(Abel's Test) Let $\left(f_n\right)$ and $\left(g_n\right)$ be two sequences of real-valued functions on a set $X$. Assume that: (i) $\sum_n f_n$ is uniformly convergent on $X$. (ii) There exists $M>0$ such that $\left|g_n(x)\right| \leq M$ for all $x \in X$ and $n \in \mathbb{N}$. (iii) $\left(g_n(x)\right)$ is monotone for each $x \in X$. Then the series $\sum_{n=1}^{\infty} f_n g_n$ is uniformly convergent on $X$.
I now present a proof which doesn't require the monotonicity
proof:
$\left|\sum_{k=m+1}^n f_k g_k\right|\leq M\left|\sum_{k=m+1}^n f_k\right|\leq M \cdot \varepsilon / M=\varepsilon .$
This follows from (i) and (ii) of the Theorem.

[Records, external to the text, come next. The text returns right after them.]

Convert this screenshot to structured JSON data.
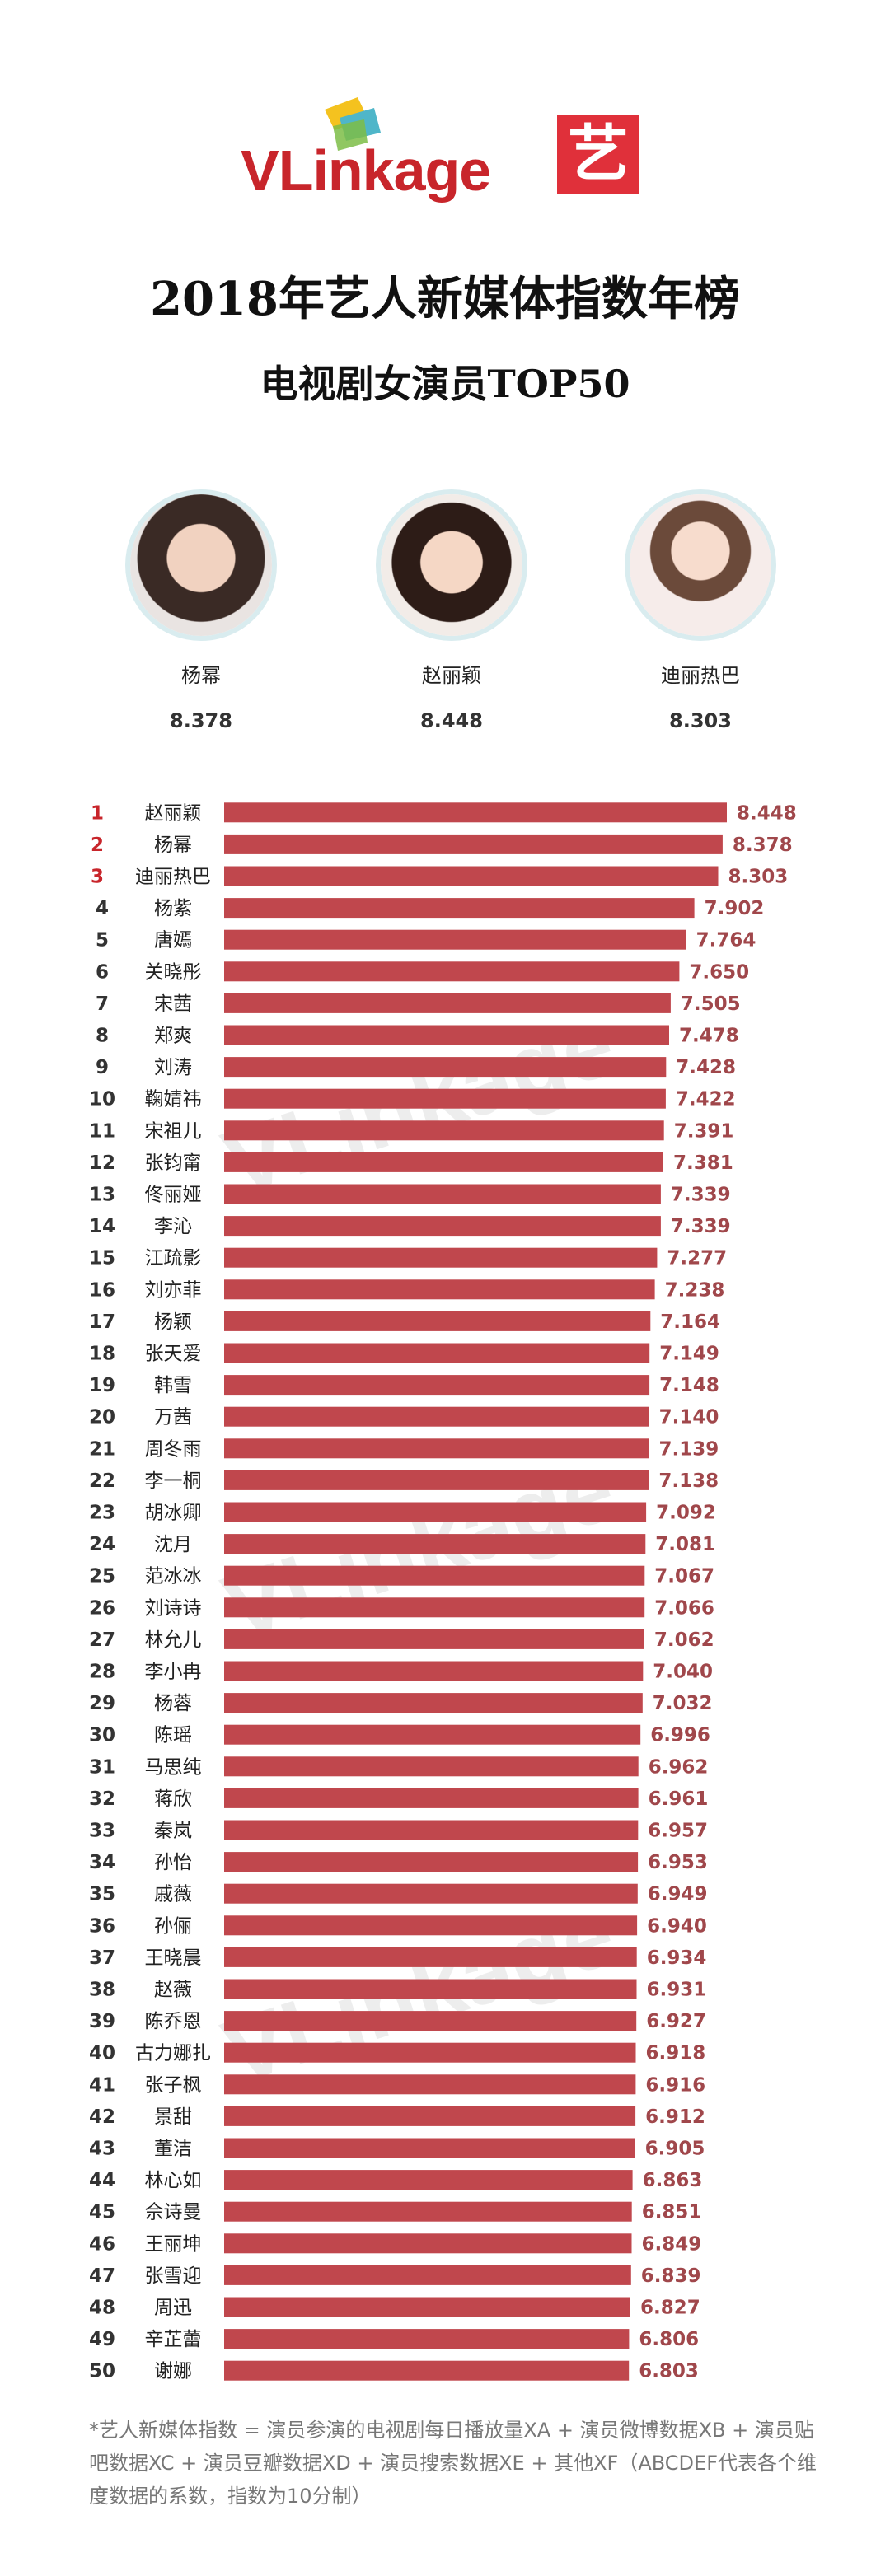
{
  "header": {
    "logo_text": "VLinkage",
    "badge_char": "艺",
    "title": "2018年艺人新媒体指数年榜",
    "subtitle": "电视剧女演员TOP50"
  },
  "podium": [
    {
      "name": "杨幂",
      "score": "8.378"
    },
    {
      "name": "赵丽颖",
      "score": "8.448"
    },
    {
      "name": "迪丽热巴",
      "score": "8.303"
    }
  ],
  "chart_data": {
    "type": "bar",
    "orientation": "horizontal",
    "bar_color": "#c0474d",
    "rank_color": "#c8252b",
    "value_color": "#a0474b",
    "watermark": "VLinkage",
    "xlim": [
      0,
      8.448
    ],
    "categories": [
      "赵丽颖",
      "杨幂",
      "迪丽热巴",
      "杨紫",
      "唐嫣",
      "关晓彤",
      "宋茜",
      "郑爽",
      "刘涛",
      "鞠婧祎",
      "宋祖儿",
      "张钧甯",
      "佟丽娅",
      "李沁",
      "江疏影",
      "刘亦菲",
      "杨颖",
      "张天爱",
      "韩雪",
      "万茜",
      "周冬雨",
      "李一桐",
      "胡冰卿",
      "沈月",
      "范冰冰",
      "刘诗诗",
      "林允儿",
      "李小冉",
      "杨蓉",
      "陈瑶",
      "马思纯",
      "蒋欣",
      "秦岚",
      "孙怡",
      "戚薇",
      "孙俪",
      "王晓晨",
      "赵薇",
      "陈乔恩",
      "古力娜扎",
      "张子枫",
      "景甜",
      "董洁",
      "林心如",
      "佘诗曼",
      "王丽坤",
      "张雪迎",
      "周迅",
      "辛芷蕾",
      "谢娜"
    ],
    "ranks": [
      "1",
      "2",
      "3",
      "4",
      "5",
      "6",
      "7",
      "8",
      "9",
      "10",
      "11",
      "12",
      "13",
      "14",
      "15",
      "16",
      "17",
      "18",
      "19",
      "20",
      "21",
      "22",
      "23",
      "24",
      "25",
      "26",
      "27",
      "28",
      "29",
      "30",
      "31",
      "32",
      "33",
      "34",
      "35",
      "36",
      "37",
      "38",
      "39",
      "40",
      "41",
      "42",
      "43",
      "44",
      "45",
      "46",
      "47",
      "48",
      "49",
      "50"
    ],
    "values": [
      8.448,
      8.378,
      8.303,
      7.902,
      7.764,
      7.65,
      7.505,
      7.478,
      7.428,
      7.422,
      7.391,
      7.381,
      7.339,
      7.339,
      7.277,
      7.238,
      7.164,
      7.149,
      7.148,
      7.14,
      7.139,
      7.138,
      7.092,
      7.081,
      7.067,
      7.066,
      7.062,
      7.04,
      7.032,
      6.996,
      6.962,
      6.961,
      6.957,
      6.953,
      6.949,
      6.94,
      6.934,
      6.931,
      6.927,
      6.918,
      6.916,
      6.912,
      6.905,
      6.863,
      6.851,
      6.849,
      6.839,
      6.827,
      6.806,
      6.803
    ],
    "labels": [
      "8.448",
      "8.378",
      "8.303",
      "7.902",
      "7.764",
      "7.650",
      "7.505",
      "7.478",
      "7.428",
      "7.422",
      "7.391",
      "7.381",
      "7.339",
      "7.339",
      "7.277",
      "7.238",
      "7.164",
      "7.149",
      "7.148",
      "7.140",
      "7.139",
      "7.138",
      "7.092",
      "7.081",
      "7.067",
      "7.066",
      "7.062",
      "7.040",
      "7.032",
      "6.996",
      "6.962",
      "6.961",
      "6.957",
      "6.953",
      "6.949",
      "6.940",
      "6.934",
      "6.931",
      "6.927",
      "6.918",
      "6.916",
      "6.912",
      "6.905",
      "6.863",
      "6.851",
      "6.849",
      "6.839",
      "6.827",
      "6.806",
      "6.803"
    ]
  },
  "footnote": "*艺人新媒体指数 = 演员参演的电视剧每日播放量XA + 演员微博数据XB + 演员贴吧数据XC + 演员豆瓣数据XD + 演员搜索数据XE + 其他XF（ABCDEF代表各个维度数据的系数，指数为10分制）"
}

QED
What is the mistake here and what would be a correct proof including the monotonicity criterion?
The error lies in the inequality$$\left|\sum_{k=n+1}^mf_kg_k\right|\leqslant M\left|\sum_{k=n+1}^mf_k\right|.$$All you can deduce from those assumptions is that$$\sum_{k=n+1}^m\left|f_kg_k\right|\leqslant M\sum_{k=n+1}^m\left|f_k\right|,$$which is not the same thing.